No iba a morder el anzuelo. Dos asesinatos absurdos en Derbyshire y la brutal paliza propinada a Vi Nevin neutralizaban la compasión que Barbara habría podido sentir. Pagaría por esos crímenes, pero una condena de cárcel, por larga que fuera, no sería compensación suficiente por el chantaje, el suicidio, el asesinato, la paliza y todas las consecuencias.

– Tal vez le gustaría saber cuáles eran las verdaderas intenciones de Terry Cole, señor King-Ryder. De hecho, creo que es importante que lo sepa.

Le contó que Terry Cole solo quería una sencilla dirección y un número de teléfono. De hecho, si Matthew King-Ryder le hubiera ofrecido un buen precio por la partitura, el chico se habría puesto más contento que unas pascuas.

– Ni siquiera sabía qué era -terminó Barbara-. No tenía ni la menor idea de que había caído en sus manos la partitura de Hamlet.

Matthew King-Ryder asimiló la información, pero si Barbara esperaba haberle asestado un golpe mortal, que empeoraría todavía más su inminente encarcelamiento, no fue así, a juzgar por su respuesta.

– Fue el culpable del suicidio de mi padre. Si no se hubiera entrometido, mi padre estaría vivo.

Lynley llegó a Eaton Terrace a las diez de aquella noche. Encontró a su mujer en la bañera, sumergida en un perfumado océano de burbujas. Tenía los ojos cerrados, la cabeza apoyada en una almohada, y las manos (cubiertas de manera incongruente por unos guantes blancos de raso) apoyadas sobre una inmaculada bandeja de acero inoxidable donde yacían sus jabones y esponjas. Un reproductor de CD descansaba sobre un estante, entre un ejército de ungüentos, pociones y cremas. Estaba sonando. Una soprano cantaba.

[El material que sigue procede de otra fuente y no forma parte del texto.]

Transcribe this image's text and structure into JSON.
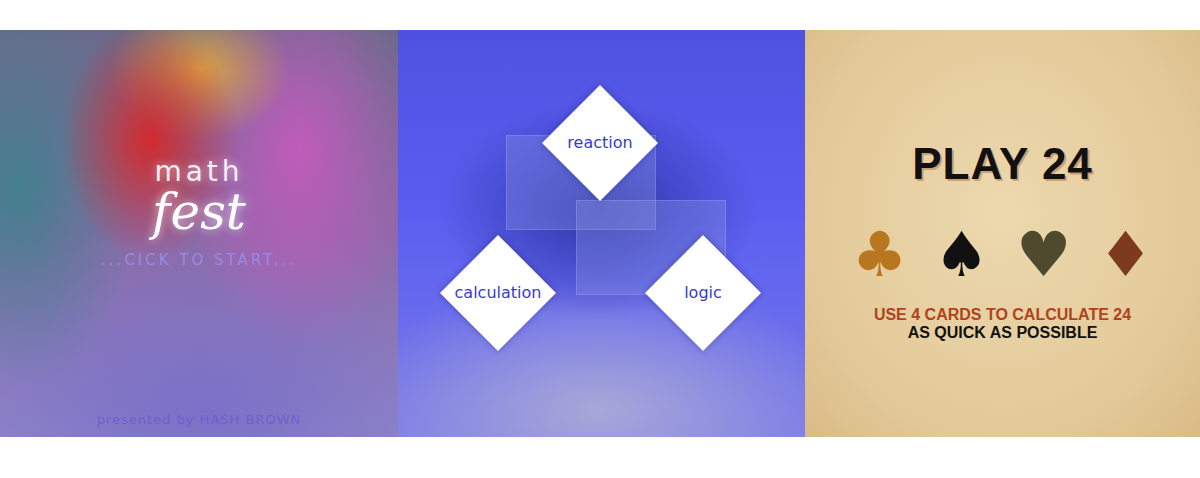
{
  "intro": {
    "title_small": "math",
    "title_large": "fest",
    "prompt": "...CICK TO START...",
    "credit": "presented by HASH BROWN"
  },
  "menu": {
    "options": [
      {
        "label": "reaction"
      },
      {
        "label": "calculation"
      },
      {
        "label": "logic"
      }
    ]
  },
  "play24": {
    "title": "PLAY 24",
    "suits": [
      {
        "symbol": "♣",
        "color": "#b8771f"
      },
      {
        "symbol": "♠",
        "color": "#111111"
      },
      {
        "symbol": "♥",
        "color": "#4f4a2e"
      },
      {
        "symbol": "♦",
        "color": "#7d3a1f"
      }
    ],
    "instructions": [
      {
        "text": "USE 4 CARDS TO CALCULATE 24",
        "color": "#b0431c"
      },
      {
        "text": "AS QUICK AS POSSIBLE",
        "color": "#111111"
      }
    ]
  }
}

Le tienden, suave y tiernamente, sobre el frío suelo, le tienden, suave y tiernamente, sobre el frío suelo. Y aquí estoy, una niña sin una luz que me ilumine cuando se desate la tormenta, oh, abrázame y dime que no estoy sola.

que no estoy sola.

que no estoy sola.

Lynley pulsó el stop.

– Ofelia, supongo, después de que Hamlet mata a Polonio.

Helen se removió en la bañera. -¡Tommy! Me has dado un susto de muerte. -Lo siento. -¿Acabas de entrar? -Sí. Ilumíname sobre los guantes, Helen. -¿Los guantes? -La mirada de Helen bajó hacia sus manos-. ¡Ah! Los guantes. Son mis cutículas. Un tratamiento especial. Una combinación de calor y aceite.

– Menos mal.

– ¿Por qué? ¿No te habías fijado en mis cutículas? -No, pero pensé que te estabas preparando para ser la futura reina de Inglaterra, en cuyo caso nuestra relación llegaría a su fin. ¿Has visto alguna vez a la reina sin guantes?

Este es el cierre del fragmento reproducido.